Utamaro and the Lure of Japan is the long-awaited celebration of Japanese art at the Wadsworth Atheneum. With paintings, screens, prints and decorative arts, the show will explore for the first time the depths of its Japanese art collection.
The Wadsworth Atheneum’s own Cherry Blossoms at Yoshiwara by ukiyo-e artist Kitagawa Utamaro (1753-1806) will be displayed alongside its recently re-discovered companion Fukagawa in the Snow from the Okada Museum, and a reproduction of the Freer/Sackler Galleries’ third painting, Moon at Shinagawa. The reunion of these paintings, which are considered Utamaro’s most ambitious works, will offer visitors a renewed assessment of his art—the multi-figured scenes painted in vibrant colors attest to Utamaro’s fame as one of the outstanding artists of his time.
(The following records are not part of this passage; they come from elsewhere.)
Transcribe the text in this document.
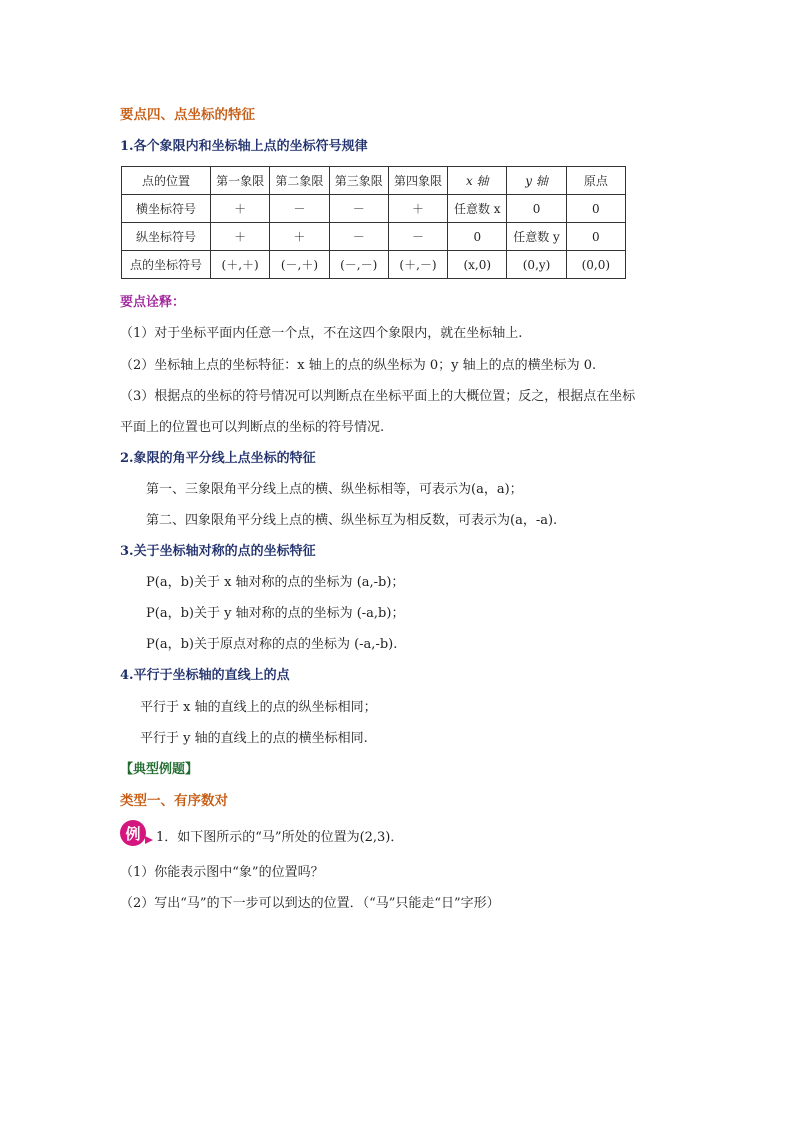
要点四、点坐标的特征
1.各个象限内和坐标轴上点的坐标符号规律
点的位置	第一象限	第二象限	第三象限	第四象限	x 轴	y 轴	原点
横坐标符号	＋	－	－	＋	任意数 x	0	0
纵坐标符号	＋	＋	－	－	0	任意数 y	0
点的坐标符号	(＋,＋)	(－,＋)	(－,－)	(＋,－)	(x,0)	(0,y)	(0,0)
要点诠释：
（1）对于坐标平面内任意一个点，不在这四个象限内，就在坐标轴上.
（2）坐标轴上点的坐标特征：x 轴上的点的纵坐标为 0；y 轴上的点的横坐标为 0.
（3）根据点的坐标的符号情况可以判断点在坐标平面上的大概位置；反之，根据点在坐标
平面上的位置也可以判断点的坐标的符号情况.
2.象限的角平分线上点坐标的特征
第一、三象限角平分线上点的横、纵坐标相等，可表示为(a，a)；
第二、四象限角平分线上点的横、纵坐标互为相反数，可表示为(a，-a).
3.关于坐标轴对称的点的坐标特征
P(a，b)关于 x 轴对称的点的坐标为 (a,-b)；
P(a，b)关于 y 轴对称的点的坐标为 (-a,b)；
P(a，b)关于原点对称的点的坐标为 (-a,-b).
4.平行于坐标轴的直线上的点
平行于 x 轴的直线上的点的纵坐标相同；
平行于 y 轴的直线上的点的横坐标相同.
【典型例题】
类型一、有序数对
例	1．如下图所示的“马”所处的位置为(2,3)．
（1）你能表示图中“象”的位置吗？
（2）写出“马”的下一步可以到达的位置．（“马”只能走“日”字形）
Cherry Blossoms at Yoshiwara is rarely exhibited, and together with its counterparts will provide a unique window into Japan during the Edo period (1615-1868).
Utamaro and the Lure of Japan will also explore the history of Japanese art collecting in Hartford and at the Wadsworth Atheneum, beginning with the Colt family in the 1860s and continuing through a subsequent century-long fascination with Japanese objects. In addition to selection of prints and drawings, the exhibition will feature an array of decorative arts objects from the late 19th century, illustrating changing tastes not only in Japanese art but among its American collectors as Eastern culture became more accessible to the West.